Some of you might be asking why I’m so busy recently, especially since I wasn’t entirely happy in my job. Well, if you missed it back here, I left Box UK to work somewhere else entirely. It’s really exciting and fun work – but what do we do?

The company I joined is called Inuk Networks (pronounce In-ook). They are what’s known as a triple-play provider – providing TV, Telephone and Broadband services through a brand called Freewire. So plenty of people do this already – Sky, NTL and Virgin to name three – what’s different about Inuk and Freewire? Well, the difference is in how we deliver our service. Our entire service is delivered over IP.

Sky have a satellite distribution system which means you need a dish on the side of your house and NTL and Virgin are cable-only services, meaning that they not only have to have cable in your area, but that they also need to dig up your street a bit to put a new service in. We’ve taken a different approach. With so many homes and premises these days getting broadband and the amount of bandwidth available to the home increasing, we’ve chosen broadband as a delivery mechanism. But isn’t this terribly inefficient and costly to stream all that video down an ADSL connection? Well, yes, but we’ve been clever about this.

Basically, we use multicast to send our TV streams to the end user. That’s basically a way of only sending out one stream from our end and having each router replicate the stream for each path it needs – this page on our website explains it clearly. That means that we can scale to millions of users and still only need to have the same amount of bandwidth going out of our network. It also means a scaleable and efficient delivery mechanism for HD – yup, we could potentially deliver HD streams to your home over your DSL connection. So, that’s great – anyone can get it right?

Well, no, and this is where it gets a little difficult. The way that BT has built their DSL product it pretends to be one piece of cable from your house all the way back to your ISP. The ISP then pays for the bandwidth they use. The problem with that is that multicast needs a common path between two households to make it work. For example you and your next door neighbour probably share the same exchange. Your telephone line ends up in the same building with the same equipment. Then there’s one pipe back from your exchange all the way into BT’s core network where it then goes to the ISP. Great! Well, no. The way ADSL works is that the connection is ‘tunneled’ and basically all you see is a cable between you and the ISP. This means that it doesn’t scale well. Which is bad news.

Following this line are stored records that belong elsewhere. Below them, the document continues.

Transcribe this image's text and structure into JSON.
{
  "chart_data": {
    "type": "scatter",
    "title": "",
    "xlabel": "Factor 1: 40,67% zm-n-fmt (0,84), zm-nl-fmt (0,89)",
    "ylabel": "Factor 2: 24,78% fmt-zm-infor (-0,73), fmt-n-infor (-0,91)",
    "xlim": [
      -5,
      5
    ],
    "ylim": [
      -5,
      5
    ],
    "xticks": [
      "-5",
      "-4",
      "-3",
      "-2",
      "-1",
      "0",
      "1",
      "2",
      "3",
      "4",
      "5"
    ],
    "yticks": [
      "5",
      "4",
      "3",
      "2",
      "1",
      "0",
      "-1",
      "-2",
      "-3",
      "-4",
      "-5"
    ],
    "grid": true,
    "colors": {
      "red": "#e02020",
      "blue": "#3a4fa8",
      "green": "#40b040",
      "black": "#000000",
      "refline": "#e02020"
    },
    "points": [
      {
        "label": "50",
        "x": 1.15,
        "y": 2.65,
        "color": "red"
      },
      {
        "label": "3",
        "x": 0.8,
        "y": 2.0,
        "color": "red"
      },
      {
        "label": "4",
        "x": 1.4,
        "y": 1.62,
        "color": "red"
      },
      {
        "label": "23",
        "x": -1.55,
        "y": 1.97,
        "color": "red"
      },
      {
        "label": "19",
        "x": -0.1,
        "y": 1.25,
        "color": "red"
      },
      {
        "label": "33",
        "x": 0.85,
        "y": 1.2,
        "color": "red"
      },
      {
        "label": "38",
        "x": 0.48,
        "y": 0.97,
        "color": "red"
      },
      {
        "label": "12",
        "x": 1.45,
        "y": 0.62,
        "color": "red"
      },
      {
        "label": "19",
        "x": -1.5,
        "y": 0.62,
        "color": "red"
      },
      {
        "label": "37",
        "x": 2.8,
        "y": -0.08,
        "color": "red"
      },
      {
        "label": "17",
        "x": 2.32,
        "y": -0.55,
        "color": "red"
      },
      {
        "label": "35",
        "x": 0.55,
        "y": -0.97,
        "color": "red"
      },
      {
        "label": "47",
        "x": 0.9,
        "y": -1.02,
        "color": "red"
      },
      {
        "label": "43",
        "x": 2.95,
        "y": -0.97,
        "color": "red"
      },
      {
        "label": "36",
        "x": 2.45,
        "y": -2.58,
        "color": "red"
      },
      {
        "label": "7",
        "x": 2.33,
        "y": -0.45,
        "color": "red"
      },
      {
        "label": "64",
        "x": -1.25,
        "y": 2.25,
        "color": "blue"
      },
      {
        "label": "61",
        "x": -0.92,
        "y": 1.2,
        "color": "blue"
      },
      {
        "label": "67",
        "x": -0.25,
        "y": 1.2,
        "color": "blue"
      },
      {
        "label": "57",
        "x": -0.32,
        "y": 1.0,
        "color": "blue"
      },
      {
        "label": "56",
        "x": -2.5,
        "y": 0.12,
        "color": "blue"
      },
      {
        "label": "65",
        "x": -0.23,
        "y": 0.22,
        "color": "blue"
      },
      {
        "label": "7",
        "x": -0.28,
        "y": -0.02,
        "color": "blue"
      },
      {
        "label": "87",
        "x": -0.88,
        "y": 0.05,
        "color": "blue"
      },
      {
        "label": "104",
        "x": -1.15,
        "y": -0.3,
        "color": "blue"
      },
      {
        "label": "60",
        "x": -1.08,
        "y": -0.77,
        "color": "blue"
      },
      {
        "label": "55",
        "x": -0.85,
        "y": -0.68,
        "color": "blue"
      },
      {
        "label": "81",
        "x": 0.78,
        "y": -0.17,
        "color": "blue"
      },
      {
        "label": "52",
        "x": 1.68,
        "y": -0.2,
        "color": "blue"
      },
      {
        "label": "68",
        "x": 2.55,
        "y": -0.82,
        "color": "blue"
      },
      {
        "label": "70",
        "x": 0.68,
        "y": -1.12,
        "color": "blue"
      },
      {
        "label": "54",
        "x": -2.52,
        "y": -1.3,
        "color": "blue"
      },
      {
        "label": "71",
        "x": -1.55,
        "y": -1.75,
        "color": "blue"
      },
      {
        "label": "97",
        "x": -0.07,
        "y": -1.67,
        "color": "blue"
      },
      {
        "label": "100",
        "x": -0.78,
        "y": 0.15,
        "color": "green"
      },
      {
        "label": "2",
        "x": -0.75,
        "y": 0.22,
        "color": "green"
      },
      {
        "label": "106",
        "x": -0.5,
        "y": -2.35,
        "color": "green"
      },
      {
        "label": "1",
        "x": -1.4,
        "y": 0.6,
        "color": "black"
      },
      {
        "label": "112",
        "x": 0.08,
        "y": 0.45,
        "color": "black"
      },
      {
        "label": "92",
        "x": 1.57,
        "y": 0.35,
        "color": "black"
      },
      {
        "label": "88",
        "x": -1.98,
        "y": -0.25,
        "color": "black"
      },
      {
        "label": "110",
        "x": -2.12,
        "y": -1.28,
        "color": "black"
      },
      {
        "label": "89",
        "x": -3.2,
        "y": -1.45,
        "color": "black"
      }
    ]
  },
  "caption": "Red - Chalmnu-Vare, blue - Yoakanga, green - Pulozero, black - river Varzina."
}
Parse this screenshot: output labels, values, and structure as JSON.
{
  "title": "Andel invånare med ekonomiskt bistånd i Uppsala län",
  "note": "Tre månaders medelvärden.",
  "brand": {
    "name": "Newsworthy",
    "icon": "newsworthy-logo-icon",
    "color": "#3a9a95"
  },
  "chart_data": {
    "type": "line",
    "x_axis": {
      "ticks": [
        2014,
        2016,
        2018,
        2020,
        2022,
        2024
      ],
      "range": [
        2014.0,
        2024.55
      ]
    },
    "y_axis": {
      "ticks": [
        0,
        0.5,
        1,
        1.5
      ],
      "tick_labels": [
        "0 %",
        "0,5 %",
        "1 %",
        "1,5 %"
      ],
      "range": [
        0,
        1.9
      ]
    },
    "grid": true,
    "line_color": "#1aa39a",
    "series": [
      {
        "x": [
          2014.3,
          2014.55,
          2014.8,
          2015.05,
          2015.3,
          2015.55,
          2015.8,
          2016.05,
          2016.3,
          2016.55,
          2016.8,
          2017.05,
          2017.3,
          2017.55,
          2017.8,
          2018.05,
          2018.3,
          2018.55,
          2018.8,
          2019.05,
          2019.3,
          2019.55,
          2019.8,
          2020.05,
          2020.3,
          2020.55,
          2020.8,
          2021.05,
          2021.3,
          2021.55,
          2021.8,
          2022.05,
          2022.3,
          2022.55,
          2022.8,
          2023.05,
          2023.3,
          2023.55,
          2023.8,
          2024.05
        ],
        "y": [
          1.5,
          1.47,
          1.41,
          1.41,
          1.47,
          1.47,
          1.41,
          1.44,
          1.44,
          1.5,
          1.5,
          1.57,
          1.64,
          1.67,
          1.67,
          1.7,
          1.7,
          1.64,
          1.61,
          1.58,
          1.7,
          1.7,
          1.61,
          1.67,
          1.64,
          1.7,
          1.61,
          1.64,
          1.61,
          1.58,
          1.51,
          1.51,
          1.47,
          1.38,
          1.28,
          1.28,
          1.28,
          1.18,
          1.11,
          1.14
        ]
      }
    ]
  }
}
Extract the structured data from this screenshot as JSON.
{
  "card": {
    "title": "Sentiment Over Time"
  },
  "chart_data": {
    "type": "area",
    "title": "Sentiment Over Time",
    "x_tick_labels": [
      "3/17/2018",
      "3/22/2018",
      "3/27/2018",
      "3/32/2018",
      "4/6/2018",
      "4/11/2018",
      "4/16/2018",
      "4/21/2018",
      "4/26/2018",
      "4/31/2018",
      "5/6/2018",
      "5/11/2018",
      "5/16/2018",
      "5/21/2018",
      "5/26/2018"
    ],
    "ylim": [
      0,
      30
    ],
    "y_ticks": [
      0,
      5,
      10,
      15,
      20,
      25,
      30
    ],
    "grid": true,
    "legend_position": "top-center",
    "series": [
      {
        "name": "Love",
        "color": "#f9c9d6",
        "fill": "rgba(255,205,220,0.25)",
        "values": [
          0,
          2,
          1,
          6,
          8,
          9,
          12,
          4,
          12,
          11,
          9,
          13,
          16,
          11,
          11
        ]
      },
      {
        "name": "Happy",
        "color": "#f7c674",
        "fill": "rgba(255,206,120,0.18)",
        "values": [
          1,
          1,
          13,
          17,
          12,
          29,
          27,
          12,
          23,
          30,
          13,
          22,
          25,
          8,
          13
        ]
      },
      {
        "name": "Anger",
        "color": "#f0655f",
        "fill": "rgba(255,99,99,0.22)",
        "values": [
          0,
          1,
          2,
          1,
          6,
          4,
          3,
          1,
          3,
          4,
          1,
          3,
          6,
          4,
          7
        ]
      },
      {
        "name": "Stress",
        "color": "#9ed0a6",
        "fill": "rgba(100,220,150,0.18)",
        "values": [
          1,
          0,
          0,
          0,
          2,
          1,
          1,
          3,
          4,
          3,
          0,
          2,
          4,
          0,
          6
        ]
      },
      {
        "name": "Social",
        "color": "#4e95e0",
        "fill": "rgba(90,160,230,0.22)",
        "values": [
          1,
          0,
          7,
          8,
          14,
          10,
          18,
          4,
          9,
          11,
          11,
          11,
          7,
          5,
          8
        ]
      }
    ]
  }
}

Of course with any bad news, there’s good news, and it’s called LLU or Local Loop Unbundling. This allows someone to take the telephone line to your house away from BT and build up your own delivery network. Effectively it’s like cable except you’re using BT’s existing network. The good news about this is that it’s already here – we’ve signed a deal with Cable and Wireless to provide an IPTV system over DSL connections. Even better is the assertion that if other people are doing it, BT isn’t going to be far behind.

So that’s what I’m up to. I’m going to be posting more stuff up here as time goes on, with a few posts appearing in fairly quick succession. Our rollout is happening at the moment and we’re expecting to go live very, very soon so watch this space. So yeah, it’s groundbreaking, it’s fun and I’m really enjoying myself. So you’ll excuse me if I’m a little bit scarce for a while.